The latest round of our “SNL” Sketch Showdown features a pair of duo-driven, recurring skits that were a regular staple on the series across several seasons. Both sketches starred a pair of unconventional characters who lived in their own very unique – and very funny – worlds, one full of rock stars and gorgeous “babes,” and the other full of disco and sexy “foxes.”

Actually, now that we look at it that way, they might have more in common than than you expect…

Sketch 1: “Wayne’s World”

Mike Myers and Dana Carvey made their “Saturday Night Live” debut as metalhead slackers Wayne Campbell and Garth Algar during the 1988 season, and the sketch went on to spawn not one but two live-action movies based on the characters’ adventures. Not only did the pair’s fictional public-access television series rock, it actually made DIY television seem cool – and if you’ve seen much public-access programming, you know how impressive of a feat that is. “Wayne’s World” quickly became one of the most popular recurring sketches in the history of the series, with Wayne and Garth hosting everyone from Tom Hanks to Aerosmith in their basement “studio” and coining catchphrases like “Schwing!” “We’re not worthy!” and “Party on!” And by imprinting with songs like Queen’s “Bohemian Rhapsody” and Gary Wright’s “Dream Weaver,” this sketch managed to become just as significant of a pop-culture reference point as the subjects it riffed on.

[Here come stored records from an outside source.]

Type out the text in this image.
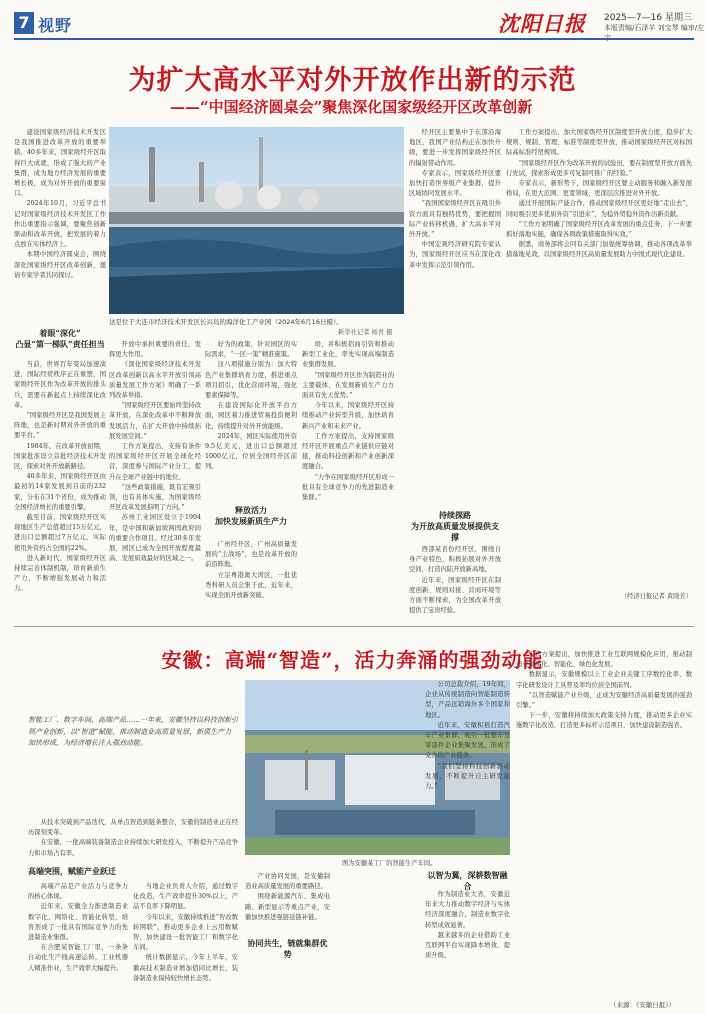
7 视野	沈阳日报 2025—7—16 星期三
本版责编/石泽羊 刘宝琴 编审/左
为扩大高水平对外开放作出新的示范
——“中国经济圆桌会”聚焦深化国家级经开区改革创新

建设国家级经济技术开发区是我国推进改革开放的重要举措，40多年来，国家级经开区取得巨大成就，形成了强大的产业集群，成为地方经济发展的重要增长极，成为对外开放的重要窗口。

2024年10月，习近平总书记对国家级经济技术开发区工作作出重要指示强调，要聚焦创新驱动和改革开放，把发展的着力点放在实体经济上。

本期中国经济圆桌会，围绕深化国家级经开区改革创新，邀请专家学者共同探讨。

着眼“深化”
凸显“第一梯队”责任担当

当前，世界百年变局加速演进，国际经贸秩序正在重塑，国家级经开区作为改革开放的排头兵，需要在新起点上持续深化改革。

“国家级经开区是我国发展主阵地，也是新时期对外开放的重要平台。”

1984年，在改革开放初期，国家批准设立首批经济技术开发区，探索对外开放新路径。

40多年来，国家级经开区由最初的14家发展到目前的232家，分布在31个省份，成为推动全国经济增长的重要引擎。

截至目前，国家级经开区实现地区生产总值超过15万亿元，进出口总额超过7万亿元，实际使用外资约占全国的22%。

进入新时代，国家级经开区持续完善体制机制，培育新质生产力，不断增强发展动力和活力。

这是位于大连市经济技术开发区长兴岛的海洋化工产业园（2024年6月16日摄）。
新华社记者 杨青 摄

开放中承担重要的责任，发挥更大作用。

《深化国家级经济技术开发区改革创新以高水平开放引领高质量发展工作方案》明确了一系列改革举措。

“国家级经开区要始终坚持改革开放，在深化改革中不断释放发展活力，在扩大开放中持续拓展发展空间。”

工作方案提出，支持有条件的国家级经开区开展全球化经营，深度参与国际产业分工，提升在全球产业链中的地位。

“这些政策措施，既有宏观引领，也有具体实施，为国家级经开区改革发展指明了方向。”

苏州工业园区设立于1994年，是中国和新加坡两国政府间的重要合作项目。经过30多年发展，园区已成为全国开放程度最高、发展质效最好的区域之一。

好为的政策，针对园区的实际需求，“一区一策”精准施策。

这八项措施分别为：加大特色产业集群培育力度，推进重点项目招引，优化营商环境，强化要素保障等。

在建设国际化开放平台方面，园区着力推进贸易投资便利化，持续提升对外开放能级。

2024年，园区实际使用外资9.5亿美元，进出口总额超过1000亿元，位居全国经开区前列。

释放活力
加快发展新质生产力

广州经开区，广州高质量发展的“主战场”，也是改革开放的前沿阵地。

立足粤港澳大湾区，一批优秀科研人员会集于此，近年来，实现全面开放新突破。

培，并积极招商引资和推动新型工业化，率先实现高端制造业集群发展。

“国家级经开区作为制造业的主要载体，在发展新质生产力方面具有先天优势。”

今年以来，国家级经开区持续推动产业转型升级，加快培育新兴产业和未来产业。

工作方案提出，支持国家级经开区开展重点产业链供应链对接，推动科技创新和产业创新深度融合。

“力争在国家级经开区形成一批具有全球竞争力的先进制造业集群。”

经开区主要集中于东部沿海地区，我国产业结构正在加快升级，要进一步发挥国家级经开区的辐射带动作用。

专家表示，国家级经开区要加快打造世界级产业集群，提升区域协同发展水平。

“我国国家级经开区在吸引外资方面具有独特优势，要把握国际产业转移机遇，扩大高水平对外开放。”

中国宏观经济研究院专家认为，国家级经开区应当在深化改革中发挥示范引领作用。

持续探路
为开放高质量发展提供支撑

西部某省份经开区，围绕自身产业特色，积极拓展对外开放空间，打造内陆开放新高地。

近年来，国家级经开区在制度创新、规则对接、营商环境等方面不断探索，为全国改革开放提供了宝贵经验。

工作方案提出，加大国家级经开区制度型开放力度，稳步扩大规则、规制、管理、标准等制度型开放，推动国家级经开区对标国际高标准经贸规则。

“国家级经开区作为改革开放的试验田，要在制度型开放方面先行先试，探索形成更多可复制可推广的经验。”

专家表示，新形势下，国家级经开区要主动服务和融入新发展格局，在更大范围、更宽领域、更深层次推进对外开放。

通过开展国际产能合作，推动国家级经开区更好地“走出去”，同时吸引更多优质外资“引进来”，为稳外贸稳外资作出新贡献。

“工作方案明确了国家级经开区改革发展的重点任务，下一步要抓好落地实施，确保各项政策措施取得实效。”

据悉，商务部将会同有关部门加强统筹协调，推动各项改革举措落地见效，以国家级经开区高质量发展助力中国式现代化建设。

（经济日报记者 黄晓芳）
安徽：高端“智造”，活力奔涌的强劲动能
智能工厂、数字车间、高端产品……一年来，安徽坚持以科技创新引领产业创新，以“智造”赋能，推动制造业高质量发展，新质生产力加快形成，为经济增长注入强劲动能。

从技术突破到产品迭代，从单点智造到链条整合，安徽的制造业正在经历深刻变革。

在安徽，一批高端装备制造企业持续加大研发投入，不断提升产品竞争力和市场占有率。

高端突围，赋能产业跃迁

高端产品是产业活力与竞争力的核心体现。

近年来，安徽全力推进制造业数字化、网络化、智能化转型，培育形成了一批具有国际竞争力的先进制造业集群。

在合肥某智能工厂里，一条条自动化生产线高速运转，工业机器人精准作业，生产效率大幅提升。

图为安徽某工厂的智能生产车间。

当地企业负责人介绍，通过数字化改造，生产效率提升30%以上，产品不良率下降明显。

今年以来，安徽持续推进“智改数转网联”，推动更多企业上云用数赋智，加快建设一批智能工厂和数字化车间。

统计数据显示，今年上半年，安徽高技术制造业增加值同比增长，装备制造业保持较快增长态势。

产业协同发展，是安徽制造业高质量发展的重要路径。

围绕新能源汽车、集成电路、新型显示等重点产业，安徽加快推进强链延链补链。

协同共生，链就集群优势

公司总裁介绍，19年间，企业从传统制造向智能制造转型，产品远销海外多个国家和地区。

近年来，安徽积极打造汽车产业集群，吸引一批整车及零部件企业集聚发展，形成了完善的产业链条。

“我们坚持科技创新驱动发展，不断提升自主研发能力。”

以智为翼，深耕数智融合

作为制造业大省，安徽近年来大力推动数字经济与实体经济深度融合，制造业数字化转型成效显著。

越来越多的企业借助工业互联网平台实现降本增效、提质升级。

工作方案提出，加快推进工业互联网规模化应用，推动制造业高端化、智能化、绿色化发展。

数据显示，安徽规模以上工业企业关键工序数控化率、数字化研发设计工具普及率均位居全国前列。

“以智造赋能产业升级，正成为安徽经济高质量发展的强劲引擎。”

下一步，安徽将持续加大政策支持力度，推动更多企业实施数字化改造，打造更多标杆示范项目，加快建设制造强省。

（来源：《安徽日报》）
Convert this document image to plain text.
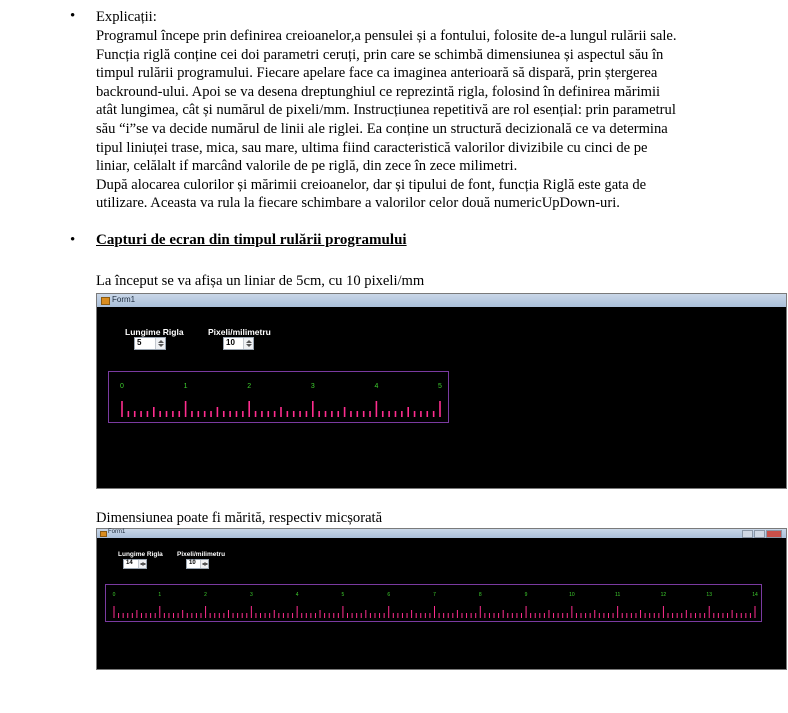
• Explicații:
Programul începe prin definirea creioanelor,a pensulei și a fontului, folosite de-a lungul rulării sale.
Funcția riglă conține cei doi parametri ceruți, prin care se schimbă dimensiunea și aspectul său în
timpul rulării programului. Fiecare apelare face ca imaginea anterioară să dispară, prin ștergerea
backround-ului. Apoi se va desena dreptunghiul ce reprezintă rigla, folosind în definirea mărimii
atât lungimea, cât și numărul de pixeli/mm. Instrucțiunea repetitivă are rol esențial: prin parametrul
său “i”se va decide numărul de linii ale riglei. Ea conține un structură decizională ce va determina
tipul liniuței trase, mica, sau mare, ultima fiind caracteristică valorilor divizibile cu cinci de pe
liniar, celălalt if marcând valorile de pe riglă, din zece în zece milimetri.
După alocarea culorilor și mărimii creioanelor, dar și tipului de font, funcția Riglă este gata de
utilizare. Aceasta va rula la fiecare schimbare a valorilor celor două numericUpDown-uri.
• Capturi de ecran din timpul rulării programului
La început se va afișa un liniar de 5cm, cu 10 pixeli/mm
Form1
Lungime Rigla	Pixeli/milimetru
5	10
0	1	2	3	4	5
Dimensiunea poate fi mărită, respectiv micșorată
Form1
Lungime Rigla Pixeli/milimetru
14	10
0	1	2	3	4	5	6	7	8	9	10	11	12	13	14
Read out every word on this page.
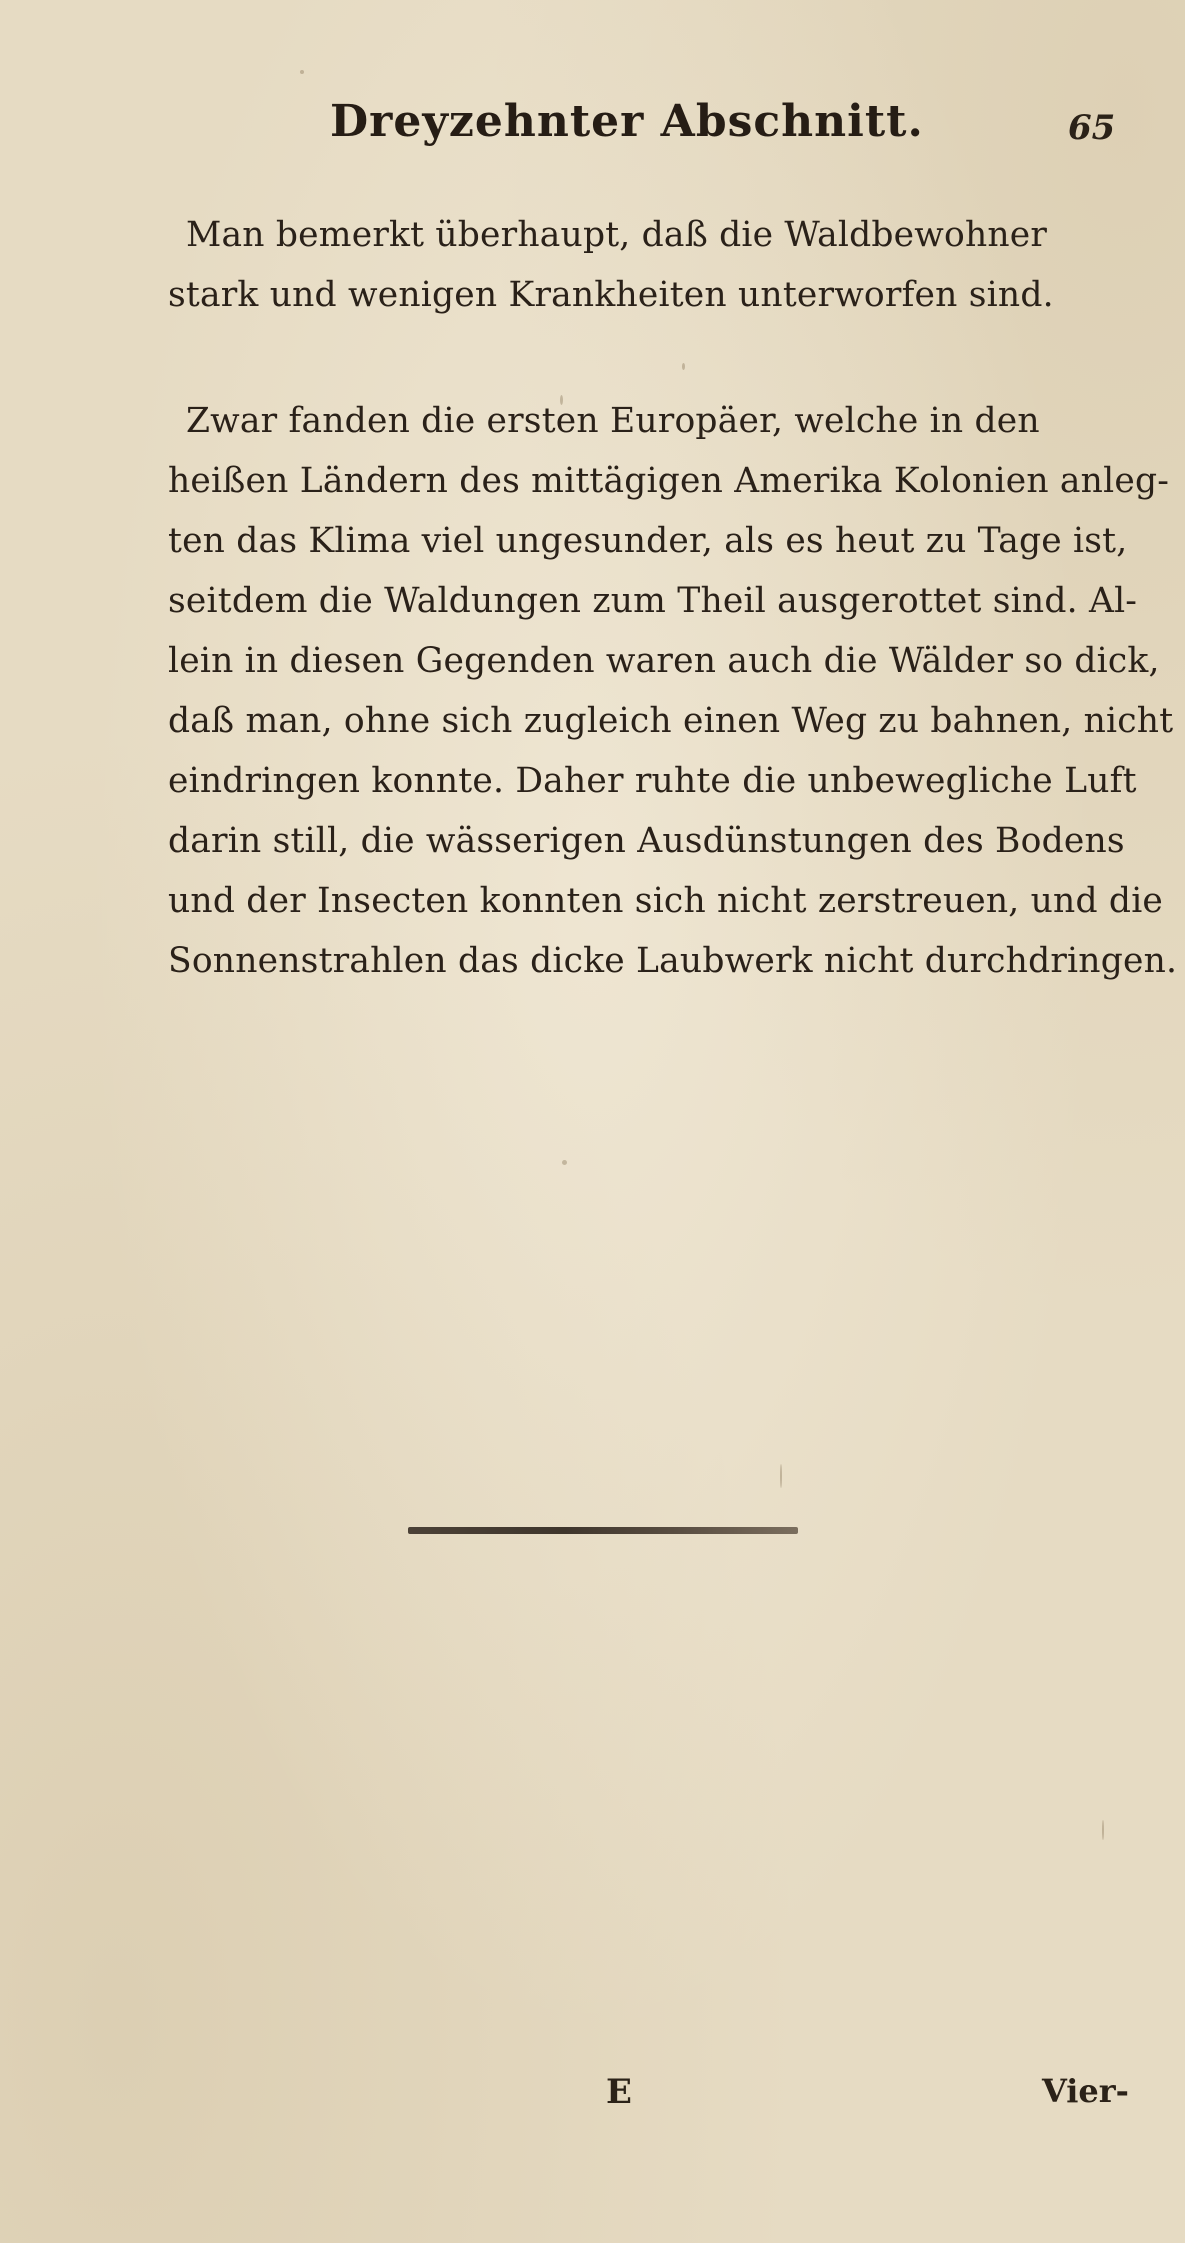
Dreyzehnter Abschnitt.	65
Man bemerkt überhaupt, daß die Waldbewohner
stark und wenigen Krankheiten unterworfen sind.
Zwar fanden die ersten Europäer, welche in den
heißen Ländern des mittägigen Amerika Kolonien anleg-
ten das Klima viel ungesunder, als es heut zu Tage ist,
seitdem die Waldungen zum Theil ausgerottet sind. Al-
lein in diesen Gegenden waren auch die Wälder so dick,
daß man, ohne sich zugleich einen Weg zu bahnen, nicht
eindringen konnte. Daher ruhte die unbewegliche Luft
darin still, die wässerigen Ausdünstungen des Bodens
und der Insecten konnten sich nicht zerstreuen, und die
Sonnenstrahlen das dicke Laubwerk nicht durchdringen.
E	Vier-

Sketch 2: “The Festrunk Brothers”

Steve Martin and Dan Akroyd introduced the world to the Festrunk brothers in September 1977, strolling into the sketch with medallions swinging from their necks, chest hair protruding from their shirts, and bulges, well… bulging… from their too-tight pants. The combination of improperly used American slang, horrible accents, and a parade of guest stars playing it straight against these self-described “Wild and Crazy Guys” made this sketch not only a popular recurring element of the series, but a cultural touchstone. While Georg (Martin) and Yortuk (Aykroyd) Festrunk weren’t the most famous roles either actor brought to the series, the “Wild and Crazy Guys” were such a memorable team-up that they were brought out of retirement this season for a special sketch pitting them against this generation’s model: Andy Samberg and Justin Timberlake’s “Dick in a Box” crooners.

The Matchup

Let’s face it: Every “SNL” sketch to feature some variation of inept, party-hopping guys has simply been trying to recreate the success of Martin and Aykroyd’s “Wild and Crazy Guys.” Chris Kattan and Will Ferrell never quite captured that magic in their “Roxbury Guys” sketches despite spinning their rayon-clad, Haddaway-loving brothers into a live-action film. Andy Samberg and Justin Timberlake, however, may have usurped the throne with their slick, musical “Dick in a Box” duo. Still, it’s hard to argue with the success of “Wayne’s World” – the most successful franchise to spin out of “SNL.” With two successful movies, a long list of bands and songs that found their way to the top of the charts thanks to a mention by Wayne or Garth, these friends from Aurora, Illinois, may actually be one of the only duos capable of tearing our attention away from the Festrunk brothers’ antics.

And the Winner is…

“Wayne’s World”

Like Martin and Aykroyd, Myers and Carvey were more than capable of giving us memorable individual characters – but when it comes to team-ups, no pair gelled better than Wayne Campbell and Garth Algar, who consistently made their characters seem so much larger than the series that hosted them.